Avital Gad-Cykman
Soap


Little bursts of laughter explode between the twin couches and around the table. I didn’t clean after last night’s visit. Crumbs of salt crackers and laughter still roll over my floor.
The laughing sound does not belong here.
Long ago I left home while the family was watching TV. They didn’t even notice. I closed the door on the fake laughter the TV produced. When I called a week later, my mother asked if I’d be back in time for "Soap."
I imagined my father and my mother falling in love and then buying a TV set to pass the years.

Ever since, I have stood on the beach every morning and looked at the passing clouds carrying light from my sea to cities that have no ocean. My ears have held the sound of the waves the way seashells do.
People used to tire me.
I was wary of the family’s visit when I arranged the plates, the silverware, the wine and the water glasses by the order I place them for myself, but for fifteen people. My family seemed oversized, because the news about the newborn had skipped me. News floats like clouds, and if you sleep you miss it.
Yesterday, we made a toast to happiness. When the cheers dissolved into idle noise, I asked my family to be quiet for a moment and listen.

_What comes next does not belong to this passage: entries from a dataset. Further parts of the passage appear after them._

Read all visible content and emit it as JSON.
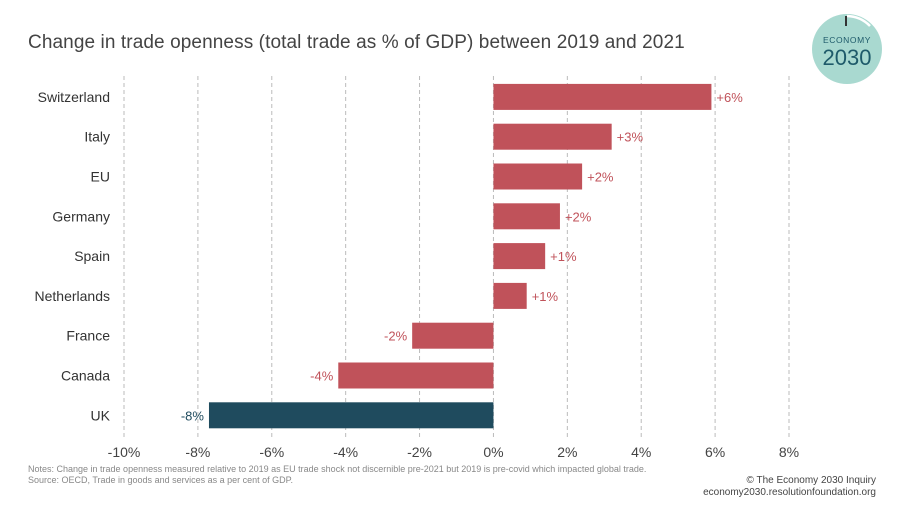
{
  "title": "Change in trade openness (total trade as % of GDP) between 2019 and 2021",
  "logo": {
    "line1": "ECONOMY",
    "line2": "2030"
  },
  "notes": {
    "line1": "Notes: Change in trade openness measured relative to 2019 as EU trade shock not discernible pre-2021 but 2019 is pre-covid which impacted global trade.",
    "line2": "Source: OECD, Trade in goods and services as a per cent of GDP."
  },
  "credit": {
    "line1": "© The Economy 2030 Inquiry",
    "line2": "economy2030.resolutionfoundation.org"
  },
  "colors": {
    "positive": "#c0525a",
    "negative": "#c0525a",
    "highlight": "#1f4b5e",
    "grid": "#bbbbbb",
    "logo": "#a9d9d0"
  },
  "chart_data": {
    "type": "bar",
    "orientation": "horizontal",
    "title": "Change in trade openness (total trade as % of GDP) between 2019 and 2021",
    "xlabel": "",
    "ylabel": "",
    "xlim": [
      -10,
      8
    ],
    "xticks": [
      -10,
      -8,
      -6,
      -4,
      -2,
      0,
      2,
      4,
      6,
      8
    ],
    "xtick_labels": [
      "-10%",
      "-8%",
      "-6%",
      "-4%",
      "-2%",
      "0%",
      "2%",
      "4%",
      "6%",
      "8%"
    ],
    "grid": "vertical dashed",
    "categories": [
      "Switzerland",
      "Italy",
      "EU",
      "Germany",
      "Spain",
      "Netherlands",
      "France",
      "Canada",
      "UK"
    ],
    "values": [
      5.9,
      3.2,
      2.4,
      1.8,
      1.4,
      0.9,
      -2.2,
      -4.2,
      -7.7
    ],
    "labels": [
      "+6%",
      "+3%",
      "+2%",
      "+2%",
      "+1%",
      "+1%",
      "-2%",
      "-4%",
      "-8%"
    ],
    "highlight": "UK"
  }
}
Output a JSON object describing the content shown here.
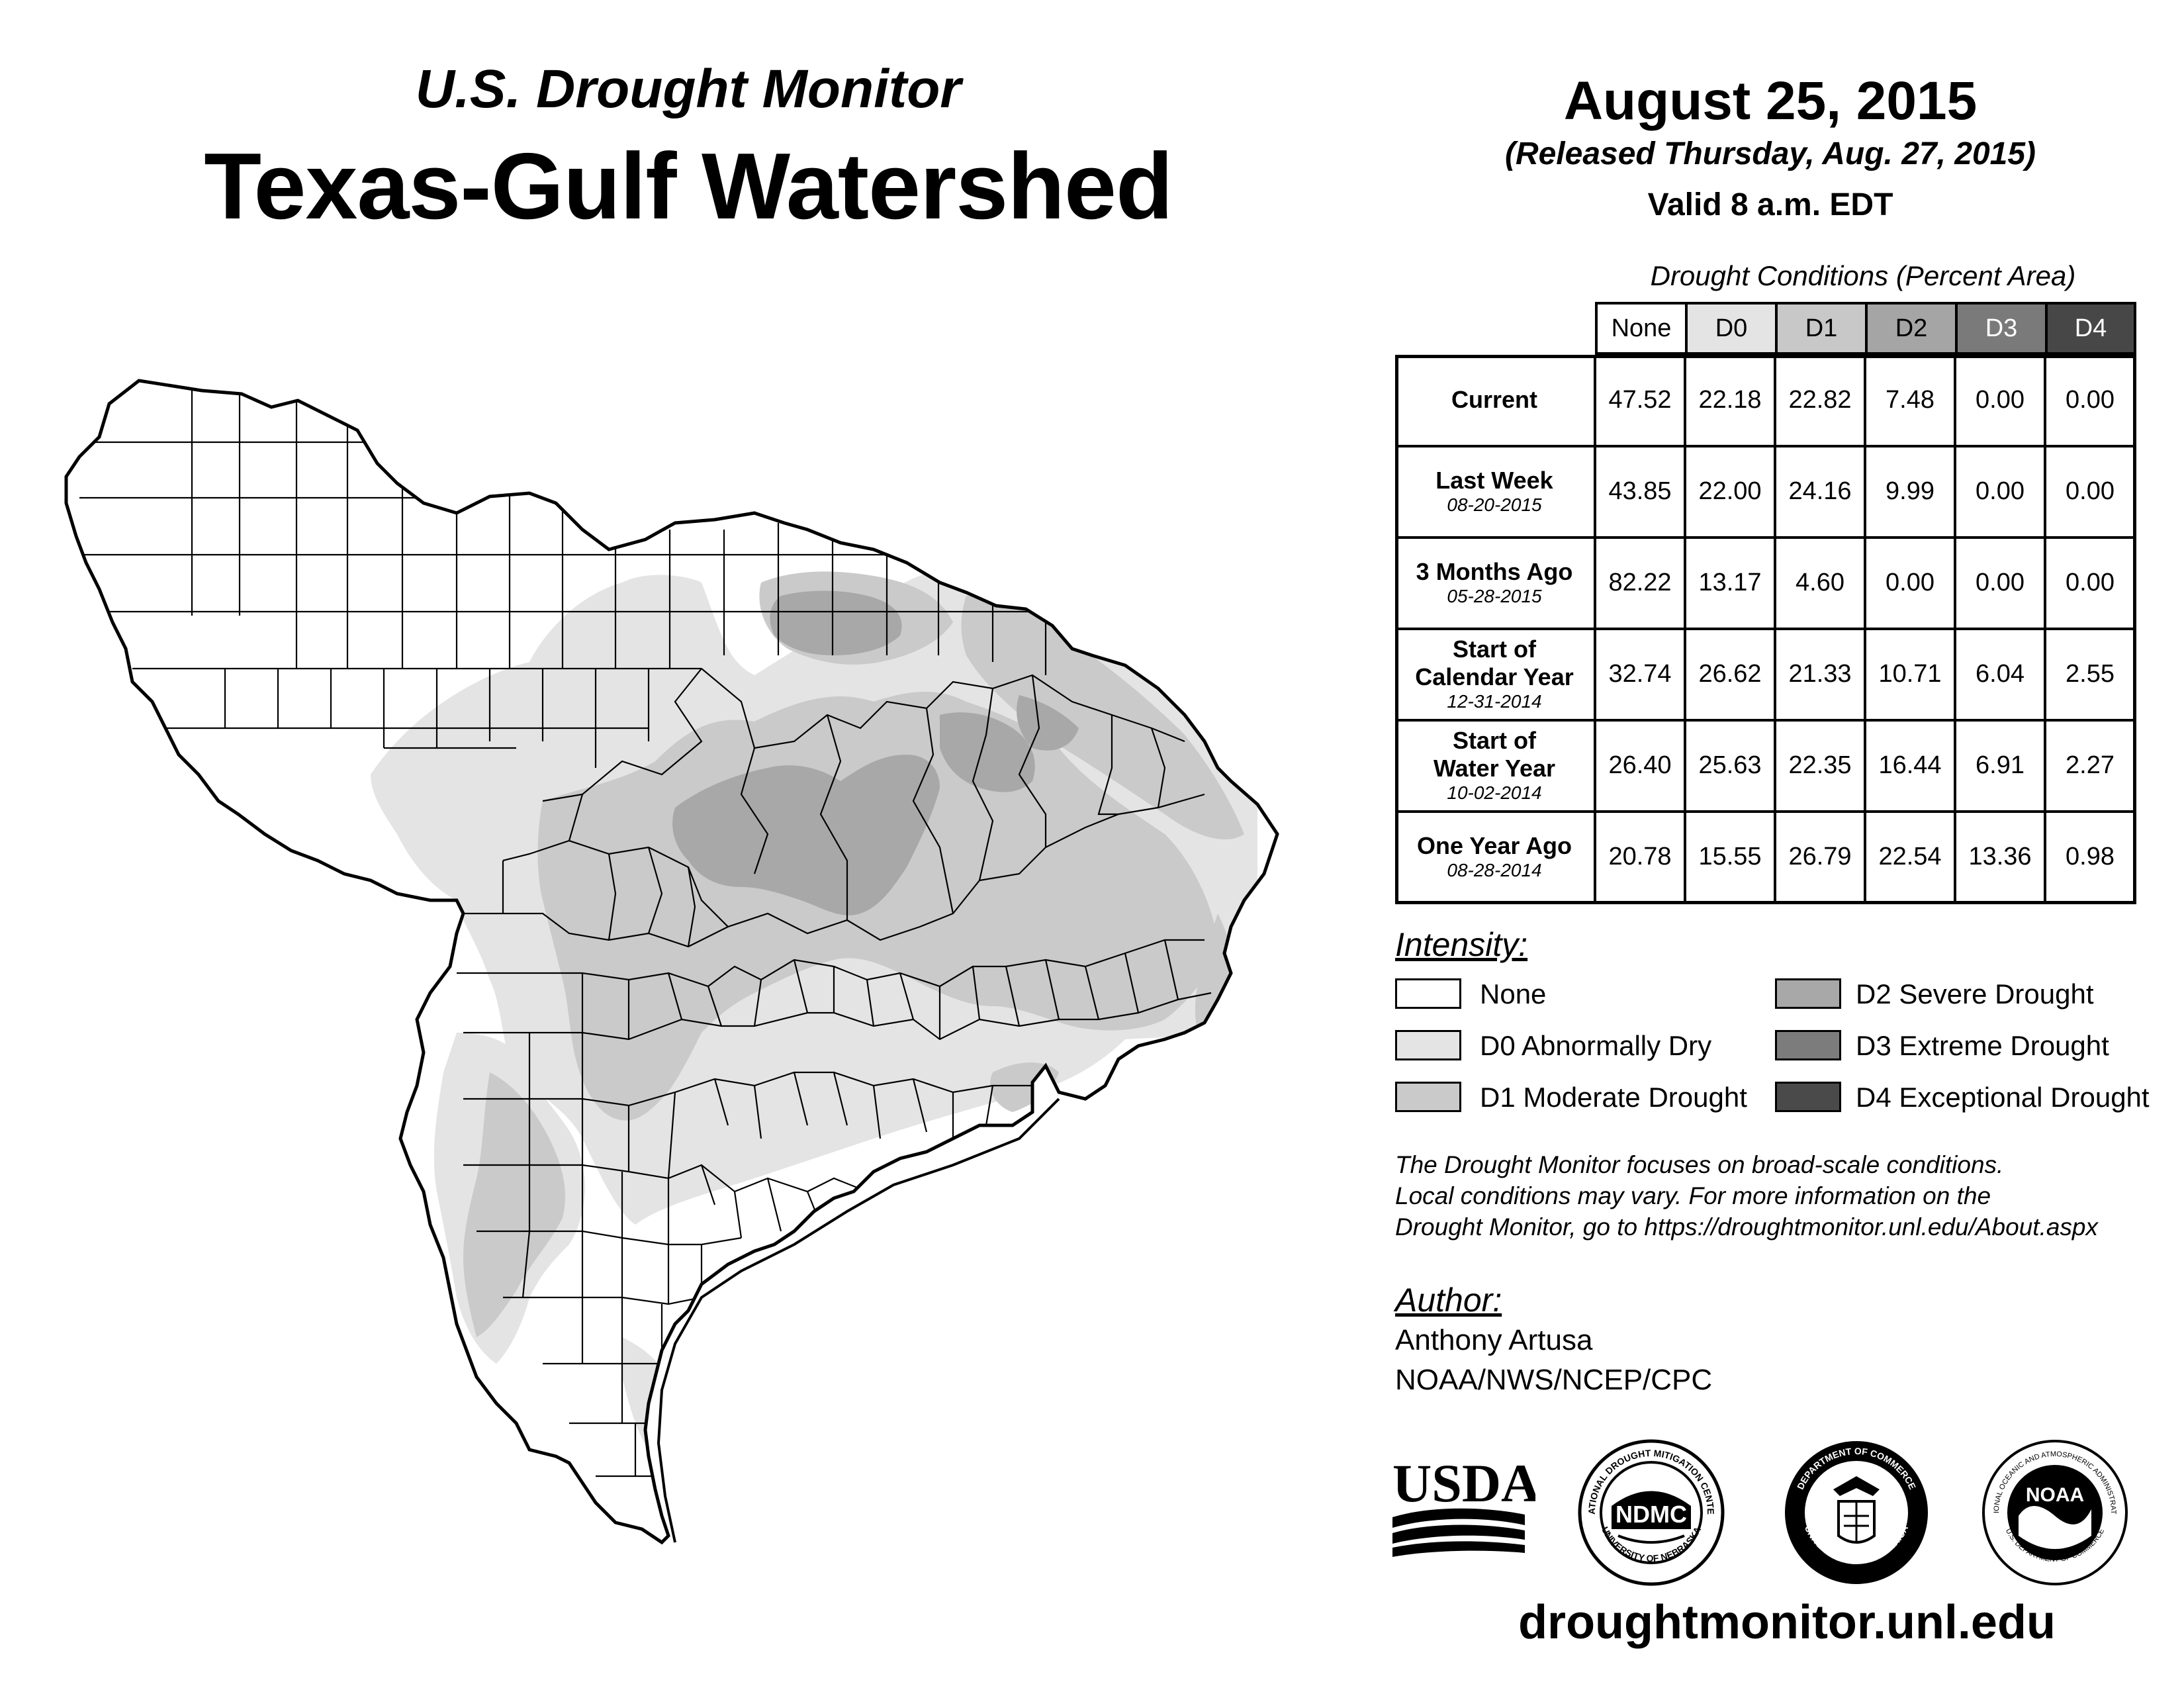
{
  "header": {
    "subtitle": "U.S. Drought Monitor",
    "title": "Texas-Gulf Watershed",
    "date": "August 25, 2015",
    "released": "(Released Thursday, Aug. 27, 2015)",
    "valid": "Valid 8 a.m. EDT"
  },
  "table": {
    "caption": "Drought Conditions (Percent Area)",
    "columns": [
      "None",
      "D0",
      "D1",
      "D2",
      "D3",
      "D4"
    ],
    "rows": [
      {
        "label": "Current",
        "sublabel": "",
        "values": [
          "47.52",
          "22.18",
          "22.82",
          "7.48",
          "0.00",
          "0.00"
        ]
      },
      {
        "label": "Last Week",
        "sublabel": "08-20-2015",
        "values": [
          "43.85",
          "22.00",
          "24.16",
          "9.99",
          "0.00",
          "0.00"
        ]
      },
      {
        "label": "3 Months Ago",
        "sublabel": "05-28-2015",
        "values": [
          "82.22",
          "13.17",
          "4.60",
          "0.00",
          "0.00",
          "0.00"
        ]
      },
      {
        "label": "Start of Calendar Year",
        "sublabel": "12-31-2014",
        "values": [
          "32.74",
          "26.62",
          "21.33",
          "10.71",
          "6.04",
          "2.55"
        ]
      },
      {
        "label": "Start of Water Year",
        "sublabel": "10-02-2014",
        "values": [
          "26.40",
          "25.63",
          "22.35",
          "16.44",
          "6.91",
          "2.27"
        ]
      },
      {
        "label": "One Year Ago",
        "sublabel": "08-28-2014",
        "values": [
          "20.78",
          "15.55",
          "26.79",
          "22.54",
          "13.36",
          "0.98"
        ]
      }
    ]
  },
  "legend": {
    "title": "Intensity:",
    "items": [
      {
        "label": "None",
        "color": "#ffffff"
      },
      {
        "label": "D0 Abnormally Dry",
        "color": "#e4e4e4"
      },
      {
        "label": "D1 Moderate Drought",
        "color": "#cacaca"
      },
      {
        "label": "D2 Severe Drought",
        "color": "#a8a8a8"
      },
      {
        "label": "D3 Extreme Drought",
        "color": "#7c7c7c"
      },
      {
        "label": "D4 Exceptional Drought",
        "color": "#4a4a4a"
      }
    ]
  },
  "note": [
    "The Drought Monitor focuses on broad-scale conditions.",
    "Local conditions may vary. For more information on the",
    "Drought Monitor, go to https://droughtmonitor.unl.edu/About.aspx"
  ],
  "author": {
    "label": "Author:",
    "name": "Anthony Artusa",
    "org": "NOAA/NWS/NCEP/CPC"
  },
  "logos": {
    "usda": "USDA",
    "ndmc": "NDMC",
    "ndmc_ring_top": "NATIONAL DROUGHT MITIGATION CENTER",
    "ndmc_ring_bottom": "UNIVERSITY OF NEBRASKA",
    "doc_ring_top": "DEPARTMENT OF COMMERCE",
    "doc_ring_bottom": "UNITED STATES OF AMERICA",
    "noaa": "NOAA",
    "noaa_ring_top": "NATIONAL OCEANIC AND ATMOSPHERIC ADMINISTRATION",
    "noaa_ring_bottom": "U.S. DEPARTMENT OF COMMERCE"
  },
  "website": "droughtmonitor.unl.edu",
  "colors": {
    "header_none": "#ffffff",
    "header_d0": "#e4e4e4",
    "header_d1": "#c8c8c8",
    "header_d2": "#a5a5a5",
    "header_d3": "#7a7a7a",
    "header_d4": "#474747"
  }
}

We heard the permanent humming that rises beyond the silence.
"What a buzz," my cousin said.
"People say it’s the voice of the universe," said my sister.
"Do people talk about it?" I wondered. I thought they were busy watching TV.
"Please fill my glass," my mother asked. She smiled. "How would you know about
conversations?"
My father touched my arm.
My sister’s baby cried and she got up. Babbling and mumbling came from the corner where she changed his diapers. My brother talked about a new TV series and teased his wife. She told me, "You really should buy yourself a television."
Before I replied, my uncle said he brought his.
They sat on the twin couches and joined their laughter with the TV's canned one. I imagined they saw me on the screen.
"Go back to the table," I said from the TV’s belly.
"Stay with me," a stunning blond man told me. I realized he was my lover for the series.
He kissed me hard. The family held their breaths. I slapped him, because I was surprised.
The laughter burst from all sides. I did not stay with him long enough to see what followed.

My niece chased after my cousin.
"Pass the salt," my father asked. He hummed an old song from a movie.
I felt their cheer, refreshing like the salty spray of a broken wave.
Today, when I take a bath, bits of laughter burst out of the water. I try to touch them, but they slip between my fingers. Out of the bath, I dry myself with my blue towel and think how angry I was when I left home.